Vemos um pouco do cotidiano da escritora, ela mora sozinha, os filhos já cresceram e foram embora e ela mantém um relacionamento com um homem que às vezes a convida para sair e então, recebemos uma nova dose de Elle. Descobrimos que esta moça enigmática é uma ghost writer (ou seja, escreve livros que terão a autoria assinada por outras pessoas) e aos poucos as lacunas começam a ser preenchidas, pelo menos por um dos lados.
E aos poucos as coisas começam a ficar estranhas. Ao sair de um carro lotado do metrô, o qual Elle e Delphine dividiam espaço, a escritora descobre que um compartimento de sua bolsa foi aberto e os cadernos com as anotações particulares de seu próximo romance, foram roubados. E está é apenas a primeira das coincidências suspeitas que passam a acontecer. No dia seguinte a escritora descobre que Elle mora em um prédio de frente para o seu e que ela “pode vê-la do seu apartamento”.
A partir daqui as duas começam a desenvolver uma espécie de amizade, mas que aos poucos demonstra ser bastante venenosa por parte de Elle, mas, a ingenuidade demonstrada por Delphine ao não perceber na armadilha que está se metendo, iludida pela promessa de uma amizade feminina, que ela acredita ser sincera é quase palpável enquanto que nós que vemos a situação de fora, podemos notar os perigos logo no começo e ficamos desesperados de não poder alertar a personagem dos riscos.

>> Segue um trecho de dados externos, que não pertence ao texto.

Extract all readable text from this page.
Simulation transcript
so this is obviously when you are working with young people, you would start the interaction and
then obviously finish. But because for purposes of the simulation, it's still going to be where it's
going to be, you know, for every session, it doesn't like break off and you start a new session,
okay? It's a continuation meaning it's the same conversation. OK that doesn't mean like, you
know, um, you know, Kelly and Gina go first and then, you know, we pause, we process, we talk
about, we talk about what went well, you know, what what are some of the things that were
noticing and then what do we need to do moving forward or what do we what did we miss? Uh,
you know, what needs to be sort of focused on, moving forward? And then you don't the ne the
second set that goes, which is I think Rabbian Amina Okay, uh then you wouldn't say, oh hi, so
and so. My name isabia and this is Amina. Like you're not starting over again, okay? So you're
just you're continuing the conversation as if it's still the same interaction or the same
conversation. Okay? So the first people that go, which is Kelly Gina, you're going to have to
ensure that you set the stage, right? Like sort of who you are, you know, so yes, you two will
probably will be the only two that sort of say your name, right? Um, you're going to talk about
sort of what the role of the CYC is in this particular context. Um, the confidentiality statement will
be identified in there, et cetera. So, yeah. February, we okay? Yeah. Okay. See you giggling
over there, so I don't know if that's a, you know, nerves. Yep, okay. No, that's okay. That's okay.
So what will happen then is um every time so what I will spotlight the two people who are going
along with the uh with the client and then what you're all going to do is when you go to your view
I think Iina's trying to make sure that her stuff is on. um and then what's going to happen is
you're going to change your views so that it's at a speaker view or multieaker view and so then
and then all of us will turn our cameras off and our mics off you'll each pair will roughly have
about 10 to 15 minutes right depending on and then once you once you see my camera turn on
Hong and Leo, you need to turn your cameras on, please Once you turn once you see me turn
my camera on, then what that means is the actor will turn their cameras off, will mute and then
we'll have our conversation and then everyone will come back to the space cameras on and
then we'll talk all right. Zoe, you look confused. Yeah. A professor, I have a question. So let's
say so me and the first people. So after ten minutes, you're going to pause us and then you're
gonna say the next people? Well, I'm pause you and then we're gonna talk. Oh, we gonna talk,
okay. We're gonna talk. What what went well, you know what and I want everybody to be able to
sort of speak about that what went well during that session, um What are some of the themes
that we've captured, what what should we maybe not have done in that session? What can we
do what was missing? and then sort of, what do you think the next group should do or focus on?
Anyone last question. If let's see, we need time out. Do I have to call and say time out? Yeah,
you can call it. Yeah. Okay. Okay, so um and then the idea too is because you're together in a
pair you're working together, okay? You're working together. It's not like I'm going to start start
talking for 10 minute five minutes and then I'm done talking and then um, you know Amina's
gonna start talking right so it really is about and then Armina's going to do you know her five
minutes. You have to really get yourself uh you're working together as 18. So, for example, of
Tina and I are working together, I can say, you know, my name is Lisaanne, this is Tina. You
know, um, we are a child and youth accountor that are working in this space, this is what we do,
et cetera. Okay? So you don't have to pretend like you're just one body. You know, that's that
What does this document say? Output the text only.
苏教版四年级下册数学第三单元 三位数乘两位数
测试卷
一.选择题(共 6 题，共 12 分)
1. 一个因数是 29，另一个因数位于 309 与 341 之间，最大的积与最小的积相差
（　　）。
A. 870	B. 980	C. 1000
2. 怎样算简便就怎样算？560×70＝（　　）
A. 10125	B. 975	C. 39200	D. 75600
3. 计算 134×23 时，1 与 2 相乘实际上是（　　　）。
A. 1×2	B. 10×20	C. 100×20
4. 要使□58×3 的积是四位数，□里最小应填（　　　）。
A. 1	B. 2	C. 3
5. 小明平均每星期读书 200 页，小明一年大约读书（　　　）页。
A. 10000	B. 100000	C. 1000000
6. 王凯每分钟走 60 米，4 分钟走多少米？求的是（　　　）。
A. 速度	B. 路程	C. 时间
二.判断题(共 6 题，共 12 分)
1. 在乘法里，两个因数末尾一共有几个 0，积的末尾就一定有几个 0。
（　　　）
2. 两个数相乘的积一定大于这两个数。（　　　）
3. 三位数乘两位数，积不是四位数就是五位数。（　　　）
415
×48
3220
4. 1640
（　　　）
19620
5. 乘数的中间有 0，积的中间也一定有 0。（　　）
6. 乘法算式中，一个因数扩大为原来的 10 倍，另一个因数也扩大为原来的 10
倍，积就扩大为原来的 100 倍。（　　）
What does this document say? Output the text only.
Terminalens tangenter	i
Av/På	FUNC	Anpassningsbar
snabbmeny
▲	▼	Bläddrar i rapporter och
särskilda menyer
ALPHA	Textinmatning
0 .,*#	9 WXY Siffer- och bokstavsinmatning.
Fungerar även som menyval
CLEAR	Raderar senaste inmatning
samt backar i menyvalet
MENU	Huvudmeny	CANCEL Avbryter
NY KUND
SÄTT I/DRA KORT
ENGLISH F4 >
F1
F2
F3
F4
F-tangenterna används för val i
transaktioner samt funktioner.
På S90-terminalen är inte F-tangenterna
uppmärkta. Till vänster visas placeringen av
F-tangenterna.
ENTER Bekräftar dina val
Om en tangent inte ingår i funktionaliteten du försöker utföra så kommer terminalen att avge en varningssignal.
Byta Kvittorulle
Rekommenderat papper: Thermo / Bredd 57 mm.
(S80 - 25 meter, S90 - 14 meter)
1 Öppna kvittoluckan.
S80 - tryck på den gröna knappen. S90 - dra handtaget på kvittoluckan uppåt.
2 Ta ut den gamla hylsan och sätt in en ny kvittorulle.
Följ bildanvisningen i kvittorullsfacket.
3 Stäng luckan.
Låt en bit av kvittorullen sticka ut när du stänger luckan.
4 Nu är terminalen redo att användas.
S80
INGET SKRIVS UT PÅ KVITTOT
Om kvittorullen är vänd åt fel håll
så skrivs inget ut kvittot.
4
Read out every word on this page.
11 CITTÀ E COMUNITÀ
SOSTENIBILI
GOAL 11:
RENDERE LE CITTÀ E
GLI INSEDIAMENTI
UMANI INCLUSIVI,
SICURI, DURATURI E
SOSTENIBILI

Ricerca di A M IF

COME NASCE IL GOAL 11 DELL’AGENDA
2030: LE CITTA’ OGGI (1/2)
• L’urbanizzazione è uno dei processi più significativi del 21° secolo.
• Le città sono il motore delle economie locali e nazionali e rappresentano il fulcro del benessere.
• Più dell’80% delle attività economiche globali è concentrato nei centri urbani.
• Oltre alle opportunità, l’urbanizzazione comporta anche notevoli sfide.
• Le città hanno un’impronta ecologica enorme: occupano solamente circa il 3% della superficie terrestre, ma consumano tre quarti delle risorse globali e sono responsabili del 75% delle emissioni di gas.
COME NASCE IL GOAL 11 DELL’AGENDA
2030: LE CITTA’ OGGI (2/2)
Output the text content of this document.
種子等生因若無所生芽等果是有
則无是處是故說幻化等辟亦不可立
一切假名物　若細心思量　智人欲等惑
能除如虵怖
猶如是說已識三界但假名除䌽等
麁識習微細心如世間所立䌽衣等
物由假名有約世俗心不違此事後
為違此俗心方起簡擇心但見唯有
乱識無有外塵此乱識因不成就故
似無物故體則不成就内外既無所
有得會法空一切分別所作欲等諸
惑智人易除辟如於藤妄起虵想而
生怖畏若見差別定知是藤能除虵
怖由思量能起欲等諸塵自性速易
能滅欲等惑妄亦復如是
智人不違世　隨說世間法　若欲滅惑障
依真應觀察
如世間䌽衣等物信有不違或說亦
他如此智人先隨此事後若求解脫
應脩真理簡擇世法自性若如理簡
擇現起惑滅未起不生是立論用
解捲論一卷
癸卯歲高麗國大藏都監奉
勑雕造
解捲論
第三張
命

Existem alguns detalhes que são os sinais de alerta de uma psicopata muito inteligente invadindo na vida de Delphine, mas a mulher parece alheia a essas informações gritantes e apenas permite que Elle vá aos poucos metaforicamente, entrando sob sua pele e vestindo-a como uma peça de roupa. O desenrolar deste detalhe é bastante arrastado e sutil, mas, igualmente incomodo e como uma aranha ardilosa, Elle vai tecendo sua teia em volta da ingênua Delphine.
O filme tem um desenrolar lento, aumentando a tensão gradativamente e nos apresentando as informações sobre as personagens em um ritmo de conta-gotas agoniante, o que serve para criar o clima de suspense e tensão que sustenta o longa-metragem, tão diferente dos blockbusters de terror-slasher vendidos aos baldes por Hollywood. Este aqui é um filme para o pessoal que tem paciência e sabe esperar por aqueles momentos de choque e horror únicos e imprevisíveis.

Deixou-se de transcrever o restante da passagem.